English    Türkçe    فارسی   

5
1666-1675

  • Tanrı’nın kahrı, benim ilmimden yüz kat iyidir. Tanrı’dan canını esirgemek can çekişmektir.
  • Onun en kötü kahrı, iki alemin de ilminden iyidir. Ne güzeldir alemlerin rabbi ve ne iyidir onun yardımı.
  • Onun kahrında lütuflar gizlidir; onun uğrunda can vermek, adamın canına canlar katar.
  • Kendine gel de kötü zannı ve azgınlığı bırak. Madem ki Tanrı gel diyor, başını ayak yap da koş.
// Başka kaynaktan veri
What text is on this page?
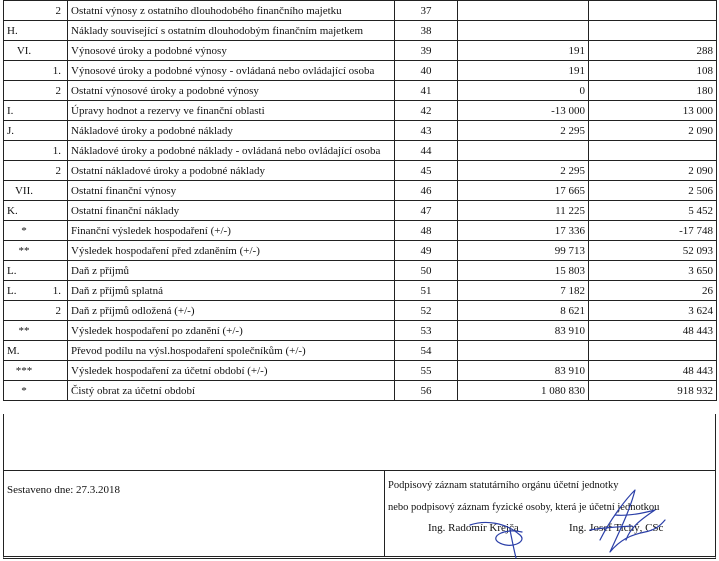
2	Ostatní výnosy z ostatního dlouhodobého finančního majetku	37		
H.	Náklady související s ostatním dlouhodobým finančním majetkem	38		
VI.	Výnosové úroky a podobné výnosy	39	191	288
1.	Výnosové úroky a podobné výnosy - ovládaná nebo ovládající osoba	40	191	108
2	Ostatní výnosové úroky a podobné výnosy	41	0	180
I.	Úpravy hodnot a rezervy ve finanční oblasti	42	-13 000	13 000
J.	Nákladové úroky a podobné náklady	43	2 295	2 090
1.	Nákladové úroky a podobné náklady - ovládaná nebo ovládající osoba	44		
2	Ostatní nákladové úroky a podobné náklady	45	2 295	2 090
VII.	Ostatní finanční výnosy	46	17 665	2 506
K.	Ostatní finanční náklady	47	11 225	5 452
*	Finanční výsledek hospodaření (+/-)	48	17 336	-17 748
**	Výsledek hospodaření před zdaněním (+/-)	49	99 713	52 093
L.	Daň z příjmů	50	15 803	3 650
L. 1.	Daň z příjmů splatná	51	7 182	26
2	Daň z příjmů odložená (+/-)	52	8 621	3 624
**	Výsledek hospodaření po zdanění (+/-)	53	83 910	48 443
M.	Převod podílu na výsl.hospodaření společníkům (+/-)	54		
***	Výsledek hospodaření za účetní období (+/-)	55	83 910	48 443
*	Čistý obrat za účetní období	56	1 080 830	918 932
Sestaveno dne: 27.3.2018	Podpisový záznam statutárního orgánu účetní jednotky
nebo podpisový záznam fyzické osoby, která je účetní jednotkou
Ing. Radomír Krejča	Ing. Josef Tichý, CSc
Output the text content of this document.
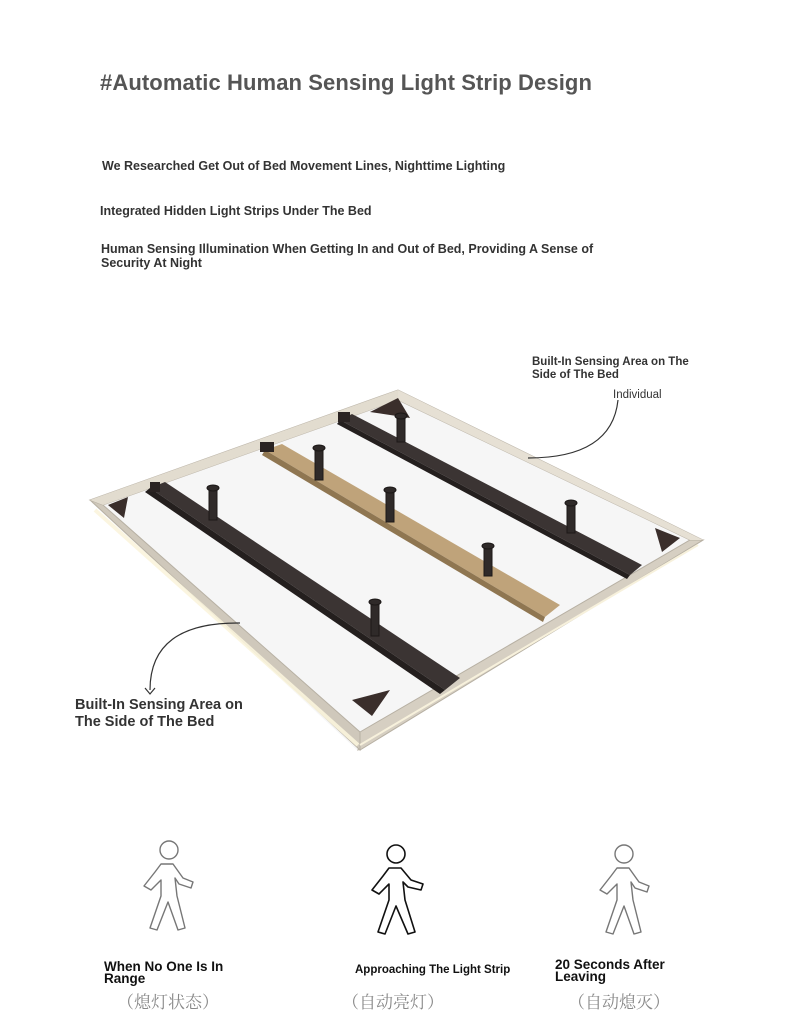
#Automatic Human Sensing Light Strip Design
We Researched Get Out of Bed Movement Lines, Nighttime Lighting
Integrated Hidden Light Strips Under The Bed
Human Sensing Illumination When Getting In and Out of Bed, Providing A Sense of Security At Night
Built-In Sensing Area on The Side of The Bed
Individual
Built-In Sensing Area on The Side of The Bed
When No One Is In Range
Approaching The Light Strip	20 Seconds After Leaving
（熄灯状态）	（自动亮灯）	（自动熄灭）
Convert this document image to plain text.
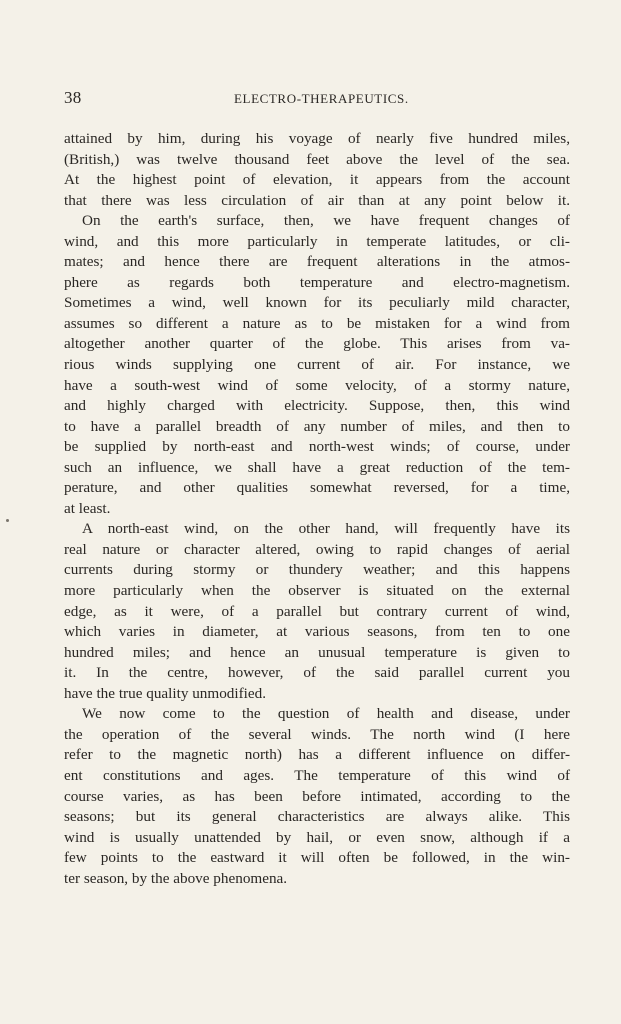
38	ELECTRO-THERAPEUTICS.
attained by him, during his voyage of nearly five hundred miles,
(British,) was twelve thousand feet above the level of the sea.
At the highest point of elevation, it appears from the account
that there was less circulation of air than at any point below it.
On the earth's surface, then, we have frequent changes of
wind, and this more particularly in temperate latitudes, or cli-
mates; and hence there are frequent alterations in the atmos-
phere as regards both temperature and electro-magnetism.
Sometimes a wind, well known for its peculiarly mild character,
assumes so different a nature as to be mistaken for a wind from
altogether another quarter of the globe. This arises from va-
rious winds supplying one current of air. For instance, we
have a south-west wind of some velocity, of a stormy nature,
and highly charged with electricity. Suppose, then, this wind
to have a parallel breadth of any number of miles, and then to
be supplied by north-east and north-west winds; of course, under
such an influence, we shall have a great reduction of the tem-
perature, and other qualities somewhat reversed, for a time,
at least.
A north-east wind, on the other hand, will frequently have its
real nature or character altered, owing to rapid changes of aerial
currents during stormy or thundery weather; and this happens
more particularly when the observer is situated on the external
edge, as it were, of a parallel but contrary current of wind,
which varies in diameter, at various seasons, from ten to one
hundred miles; and hence an unusual temperature is given to
it. In the centre, however, of the said parallel current you
have the true quality unmodified.
We now come to the question of health and disease, under
the operation of the several winds. The north wind (I here
refer to the magnetic north) has a different influence on differ-
ent constitutions and ages. The temperature of this wind of
course varies, as has been before intimated, according to the
seasons; but its general characteristics are always alike. This
wind is usually unattended by hail, or even snow, although if a
few points to the eastward it will often be followed, in the win-
ter season, by the above phenomena.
  • Onun gel demesi, insana yücelikler verir; sarhoşluklar, eşler, yaygılar bağışlar. 1670
  • Ben o yüce emri hiç, ama hiçbir suretle tevil edemem.
  • Dertli toprak bütün bunları duydu. Fakat o kötü zan, kulağına küpe olmuştu, ondan vazgeçmedi.
  • Aşağılık toprak tekrar başka bir çeşit yalvarmaya, sarhoş gibi secde etmeye başladı.
  • Azrail dedi ki: Yeter, artık bundan fazlası yok. Hem benden sana ziyan da gelmez. Ben, istersen sana başımı, canımı rehin vereyim.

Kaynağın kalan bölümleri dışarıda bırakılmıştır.